LITTLE BLACK BOOK OF STORIES
By A.S. Byatt
Knopf. 240 pp. $21
Well, how much would you like to have to sit down and write a review of a book written by the Booker Prize-winning author of "Possession," one of the finest, wildest books in the English language? Especially when the short stories here might be the slightest bit uneven (and even though at least two of them have been published in the New Yorker and an earlier English critic has said they're "worth crossing a desert to read")? I'm just going to fall back on my college education and remind the reader that not too long ago, in literary time, Wordsworth and Coleridge made a pact to see if one of them could "make strange things familiar," the other one make "familiar things strange." Byatt, with brilliance that borders upon the headstrong and maybe even the self-indulgent, has settled upon the latter course. Our world, filled as it is with pilled cardigan sweaters that creep up in the back, with jam tarts that have been in the bakery way too long, with journalistic platitudes and creative writing classes taken with uncreative morons who can't begin to write, etc., etc., is actually a fabulous mystical inexplicable matrix of wonders -- if only we could open our dull and rheumy eyes wide enough to see them. Thus, these five stories.
"The Thing in the Forest" opens in England's dark days of World War II, when two perfectly ordinary little girls -- except that they carry the fairy tale names of Penny and Primrose -- are part of an evacuation of children from the standard horrors of the London Blitz. They are billeted at a great country house and promptly sent out to play. But Penny and Primrose don't stay on the country-estate lawn; they sneak out into the great green English forest that has been such a staple of literary myth. Something bad happens. First they smell "putrefaction, the smell of maggoty things at the bottom of untended dustbins, the smell of blocked drains, and unwashed trousers, mixed with the smell of bad eggs." Then they see something with "blind, opaque white eyes, fringed with fleshy lashes and brows like the feelers of sea-anemones. Its face was close to the ground, and moved towards the children between its forearms which were squat, thick, powerful and akimbo, like a cross between a monstrous washerwoman and a primeval dragon." Its description goes on for another page, but you get the idea. One human life is lost, but Penny and Primrose go on to live bravely ordinary lives even after seeing this monstrous apparition, which, the author stresses, is all too real.
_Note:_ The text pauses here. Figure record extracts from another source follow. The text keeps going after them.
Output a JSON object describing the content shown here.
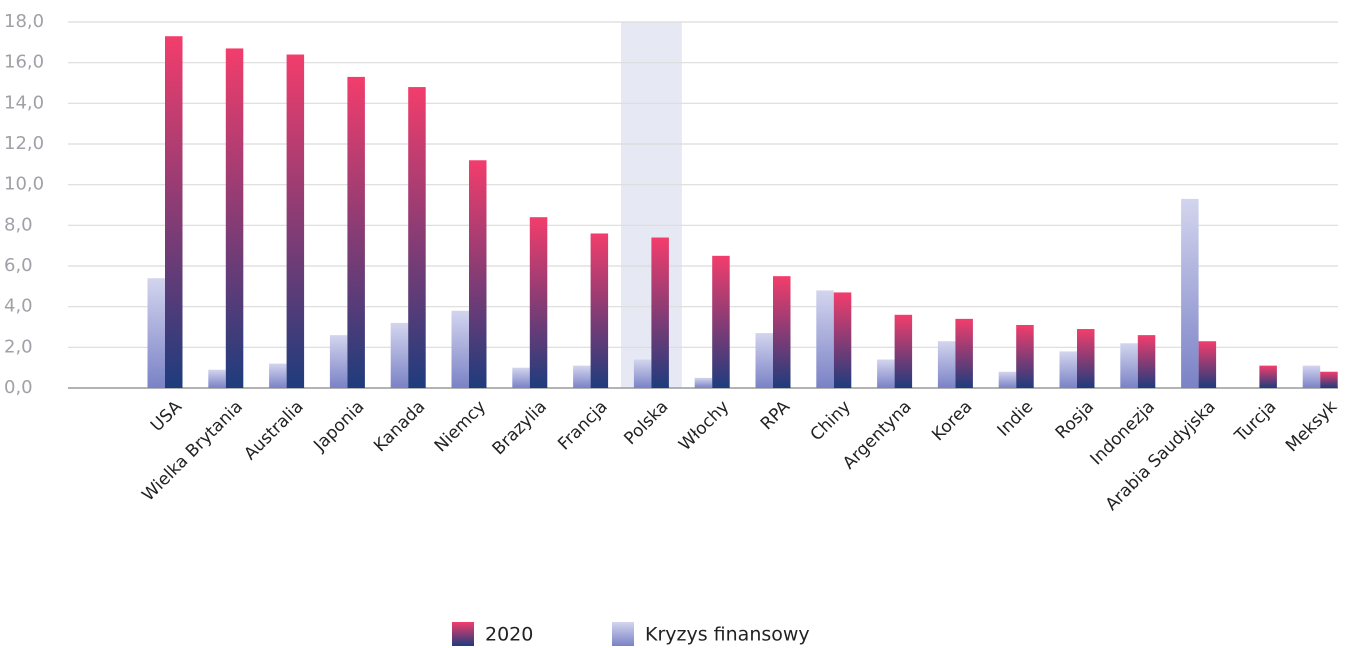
{
  "chart_data": {
    "type": "bar",
    "categories": [
      "USA",
      "Wielka Brytania",
      "Australia",
      "Japonia",
      "Kanada",
      "Niemcy",
      "Brazylia",
      "Francja",
      "Polska",
      "Włochy",
      "RPA",
      "Chiny",
      "Argentyna",
      "Korea",
      "Indie",
      "Rosja",
      "Indonezja",
      "Arabia Saudyjska",
      "Turcja",
      "Meksyk"
    ],
    "series": [
      {
        "name": "2020",
        "color": [
          "#f23d6c",
          "#1e3c7d"
        ],
        "values": [
          17.3,
          16.7,
          16.4,
          15.3,
          14.8,
          11.2,
          8.4,
          7.6,
          7.4,
          6.5,
          5.5,
          4.7,
          3.6,
          3.4,
          3.1,
          2.9,
          2.6,
          2.3,
          1.1,
          0.8
        ]
      },
      {
        "name": "Kryzys finansowy",
        "color": [
          "#d3d5ee",
          "#7a82c6"
        ],
        "values": [
          5.4,
          0.9,
          1.2,
          2.6,
          3.2,
          3.8,
          1.0,
          1.1,
          1.4,
          0.5,
          2.7,
          4.8,
          1.4,
          2.3,
          0.8,
          1.8,
          2.2,
          9.3,
          0,
          1.1
        ]
      }
    ],
    "series_order": [
      1,
      0
    ],
    "highlight_index": 8,
    "highlight_color": "#e6e8f3",
    "ylim": [
      0,
      18
    ],
    "yticks": [
      {
        "value": 0,
        "label": "0,0"
      },
      {
        "value": 2,
        "label": "2,0"
      },
      {
        "value": 4,
        "label": "4,0"
      },
      {
        "value": 6,
        "label": "6,0"
      },
      {
        "value": 8,
        "label": "8,0"
      },
      {
        "value": 10,
        "label": "10,0"
      },
      {
        "value": 12,
        "label": "12,0"
      },
      {
        "value": 14,
        "label": "14,0"
      },
      {
        "value": 16,
        "label": "16,0"
      },
      {
        "value": 18,
        "label": "18,0"
      }
    ],
    "grid": true
  }
}
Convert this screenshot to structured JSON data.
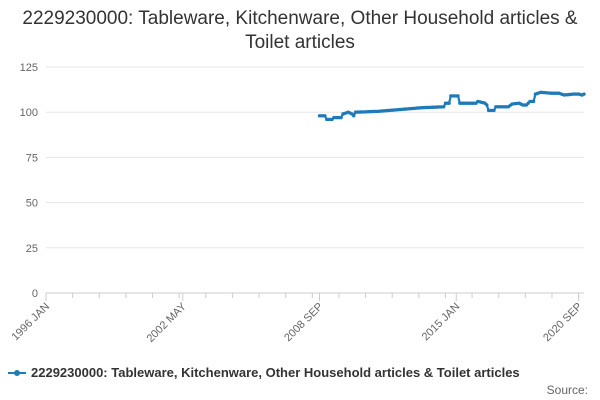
{
  "chart_data": {
    "type": "line",
    "title": "2229230000: Tableware, Kitchenware, Other Household articles & Toilet articles",
    "xlabel": "",
    "ylabel": "",
    "ylim": [
      0,
      125
    ],
    "yticks": [
      "0",
      "25",
      "50",
      "75",
      "100",
      "125"
    ],
    "xlim": [
      "1996-01",
      "2020-12"
    ],
    "xticks": [
      {
        "label": "1996 JAN",
        "date": "1996-01"
      },
      {
        "label": "2002 MAY",
        "date": "2002-05"
      },
      {
        "label": "2008 SEP",
        "date": "2008-09"
      },
      {
        "label": "2015 JAN",
        "date": "2015-01"
      },
      {
        "label": "2020 SEP",
        "date": "2020-09"
      }
    ],
    "grid": true,
    "legend_position": "bottom",
    "series": [
      {
        "name": "2229230000: Tableware, Kitchenware, Other Household articles & Toilet articles",
        "color": "#1f7ab8",
        "points": [
          [
            "2008-09",
            98
          ],
          [
            "2008-12",
            98
          ],
          [
            "2009-01",
            96
          ],
          [
            "2009-04",
            96
          ],
          [
            "2009-05",
            97
          ],
          [
            "2009-09",
            97
          ],
          [
            "2009-10",
            99
          ],
          [
            "2010-01",
            100
          ],
          [
            "2010-03",
            99
          ],
          [
            "2010-04",
            98
          ],
          [
            "2010-05",
            100
          ],
          [
            "2011-06",
            100.5
          ],
          [
            "2012-06",
            101.5
          ],
          [
            "2013-06",
            102.5
          ],
          [
            "2014-06",
            103
          ],
          [
            "2014-07",
            105
          ],
          [
            "2014-09",
            105
          ],
          [
            "2014-10",
            109
          ],
          [
            "2015-02",
            109
          ],
          [
            "2015-03",
            105
          ],
          [
            "2015-12",
            105
          ],
          [
            "2016-01",
            106
          ],
          [
            "2016-05",
            105
          ],
          [
            "2016-06",
            104
          ],
          [
            "2016-07",
            101
          ],
          [
            "2016-10",
            101
          ],
          [
            "2016-11",
            103
          ],
          [
            "2017-06",
            103
          ],
          [
            "2017-08",
            104.5
          ],
          [
            "2017-12",
            105
          ],
          [
            "2018-02",
            104
          ],
          [
            "2018-04",
            104
          ],
          [
            "2018-06",
            106
          ],
          [
            "2018-08",
            106
          ],
          [
            "2018-09",
            110
          ],
          [
            "2018-12",
            111
          ],
          [
            "2019-06",
            110.5
          ],
          [
            "2019-10",
            110.5
          ],
          [
            "2020-01",
            109.5
          ],
          [
            "2020-06",
            110
          ],
          [
            "2020-09",
            110
          ],
          [
            "2020-11",
            109.5
          ],
          [
            "2020-12",
            110
          ]
        ]
      }
    ]
  },
  "legend": {
    "label": "2229230000: Tableware, Kitchenware, Other Household articles & Toilet articles"
  },
  "source": {
    "label": "Source:"
  }
}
In "Body Art," a conventional physician in an ordinary British hospital, in the company of a charming woman whom he would ordinarily end up with, is charged with the task of cataloguing a collection of medical curiosities including "shelves of artificial nipples, lead and silver, rubber and bakelite. . . . Shelves of foetuses, monkeys, armadillos, rats, sows, boys, girls and an elephant. Monsters also, humans and creatures born with no head or two heads." The charming woman hires an assistant, who starts up an affair with the doctor, camps out with the monstrosities, steals many of them, and then fashions an art object for a gallery, a depiction of the goddess Kali: "Her earrings were preserved foetuses, decked with beads . . . her crochet hooks were the tools of the nineteenth century obstetricians, midwives and abortionists" -- again, all loot from the hospital collection. The doctor freaks, but this wacky woman is already pregnant with his child. Thus, the grotesque and the stolid commingle.
I know this collection is good and good for me, a sampler, if you will, of what fine writing should be. But -- how dare I say this? -- a little fine writing can go a long way. "A Stone Woman" at first appears to examine how grief can turn us emotionally to stone. Ines, loving daughter, loses her beloved mother. Ines puts away her mother's finery, "creamy silks and floating lawns, velvet and muslin, lavender crêpe de Chine, beads of pearl and garnet," but soon finds that she -- after more suffering -- is turning into a very different kind of art object on her own. No pearls or garnets -- she's turning to stone and minerals, like "labradorite and fantomqvartz." She meets a stonecutter who takes her for the summer to Iceland where "the daylight was sempiternal, there was no nightfall, only endless shifts in the colour of the sky, trout-dappled, mackerel-shot, turquoise, sapphire, peridot," and you want to say, okay, I get it! We don't make enough use of the language! Our minds are largely dead! Thank you for sharing! You've made your point.
"Raw Material" makes mean-spirited fun of untalented writers while pulling the same linguistic stunts on topics like stove blacking and doing laundry in the old days, complete with an abstruse mention of Reckitt's Blue, which I had previously thought was, to paraphrase Eliot, "a madly American word."
You can't really complain about this book. Buy it for your mother, father, lover. They won't be able to complain about it, either. They won't have the nerve.